Choose roses that are easy to care for and hardy in your area. You can choose colors that you like and that will assist the house blend in with the surroundings.
Roses should be purchased from trustworthy sources like garden centers, nurseries, or mail-order companies. When ordering plants by mail, make sure to order ahead of time so that they arrive in time for planting. Department stores and supermarkets may also have good plants provided their stock has been kept dormant and protected from drying.
Roses can be purchased as bare-root plants or as potted plants. Bareroot roses are frequently sold as packed roses. Rather than soil, they have their roots packed in moisture-holding media like peat moss. When the packing material is removed, the roots become visible. Only a limited amount of bare-root stock can be planted in the early spring. Before the plants may produce shoots, they must be planted in the ground. Before planting, bare-root plants may need to be pruned. Many distinct cultivars of bare-root roses are commonly sold. Potted roses are great for the casual home gardener who just wants a few plants and likes to plant in the spring.
Planting beds should be prepared at least a month in advance of the planting date. The beds are prepared to a depth of 60-75 cm, and a 45-60 cm wide trench is dug to a depth of 30 cm.
- Before planting, remove the top 30 cm of topsoil from the trenches. The planting distance is determined by the type of roses and the area. A 60 x 30 cm gap is recommended. For the cultivation of cut flowers, Roses are typically planted at 60 x 60 cm spacing.
- The planting hole must be deep and wide enough to accommodate the roots of the plant. Because roses don’t like moist feet, the location must have sufficient drainage.
- Mix the dirt that was removed from the planting hole with a generous amount of garden compost, peat moss, or other organic materials. Place a small amount of this mixture in the bottom of the planting hole before inserting the rose shrub.

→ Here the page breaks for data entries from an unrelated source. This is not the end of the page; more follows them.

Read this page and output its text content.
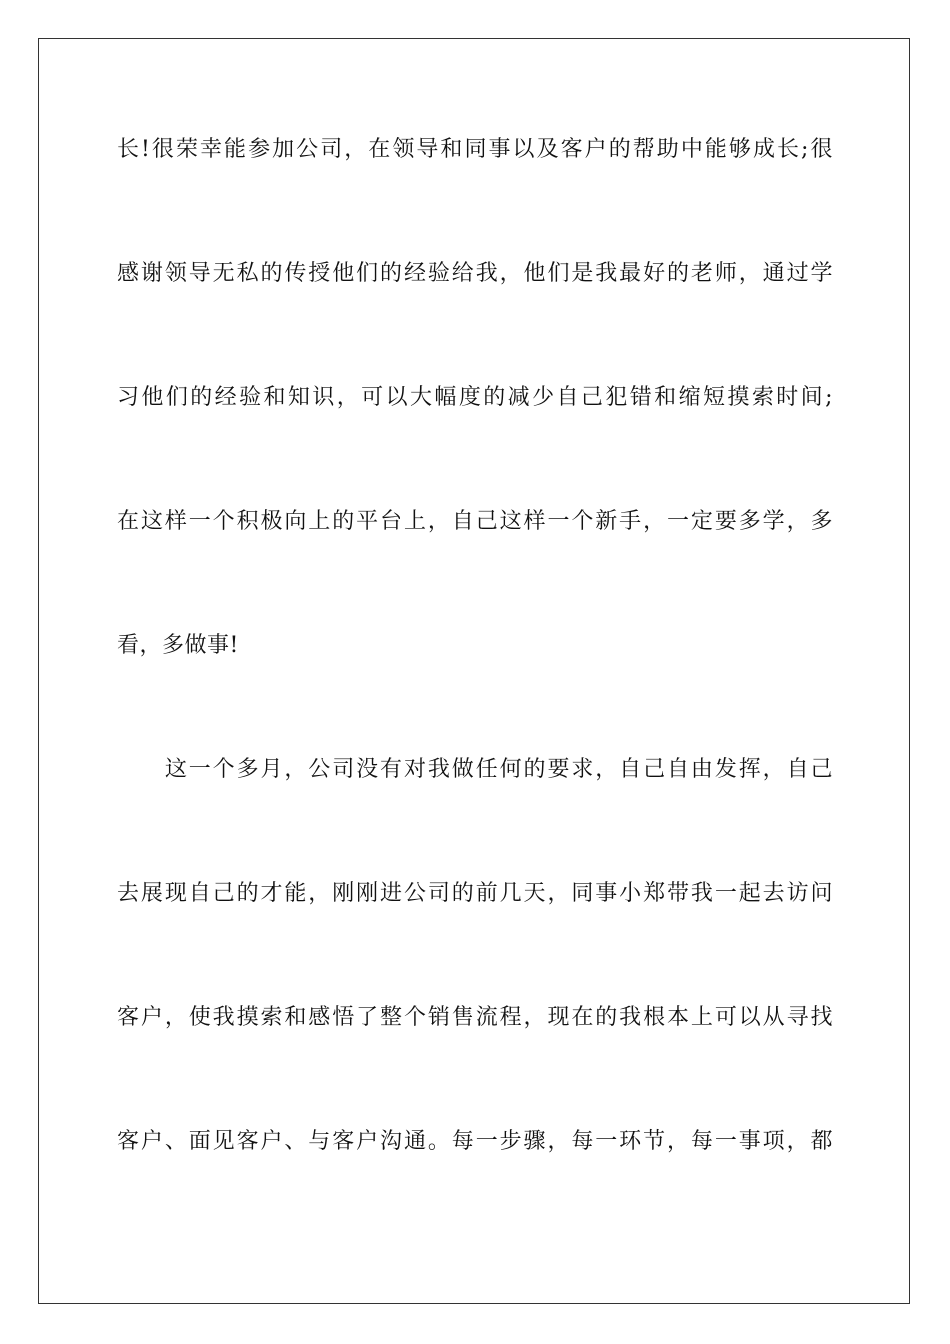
长!很荣幸能参加公司，在领导和同事以及客户的帮助中能够成长;很
感谢领导无私的传授他们的经验给我，他们是我最好的老师，通过学
习他们的经验和知识，可以大幅度的减少自己犯错和缩短摸索时间;
在这样一个积极向上的平台上，自己这样一个新手，一定要多学，多
看，多做事!
　　这一个多月，公司没有对我做任何的要求，自己自由发挥，自己
去展现自己的才能，刚刚进公司的前几天，同事小郑带我一起去访问
客户，使我摸索和感悟了整个销售流程，现在的我根本上可以从寻找
客户、面见客户、与客户沟通。每一步骤，每一环节，每一事项，都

- In mild regions, the plant’s crown should be at ground level. In cold areas, it should be 2 to 3 inches below ground level.
- After that, partially fill the hole with the soil mixture and add a slow-release fertilizer before watering thoroughly. After that, finish filling the hole with the rest of the earth.
- Water once more, then mound loose earth over the rose’s branches to protect it as it adjusts to its new location.
- If you’re planting many rose bushes together, make sure to plant them at least 3 feet apart to give them enough space to expand as they mature.
Water your roses well and place a thick layer of mulch around each plant. Water fresh roses every 2-3 days, especially if the weather is dry until the plants establish themselves. When the plant begins to put forth new growth, you’ll know they’re established. Once your plant has reached this stage, you may proceed to the standard rose bush management indicated below.
Roses should be trimmed to eliminate weaker and dead wood and to enhance their look. Pruning is also necessary for controlling the quality and number of flowers produced. To cut branches, use only sharp cutting instruments such as pruning shears or a fine-toothed saw. Remove dead, broken, weak, or extra branches by cutting close to the spot on the crown where they originate, leaving no stubs behind. Make a 45° angle cut just above a bud that faces the direction you want fresh shoots to develop to reduce long stems.
Watering promotes the development of a deep, robust root system that will support all of those lovely blossoms. During the growing season, feed your bushes with a granular fertilizer sprinkled into the soil every six weeks. Feeding should be stopped six weeks before the first frost date, and watering should be stopped once the ground freezes. Continue to water the shrub if you live in a frost-free region. This is also a time to remove any dead or diseased branches.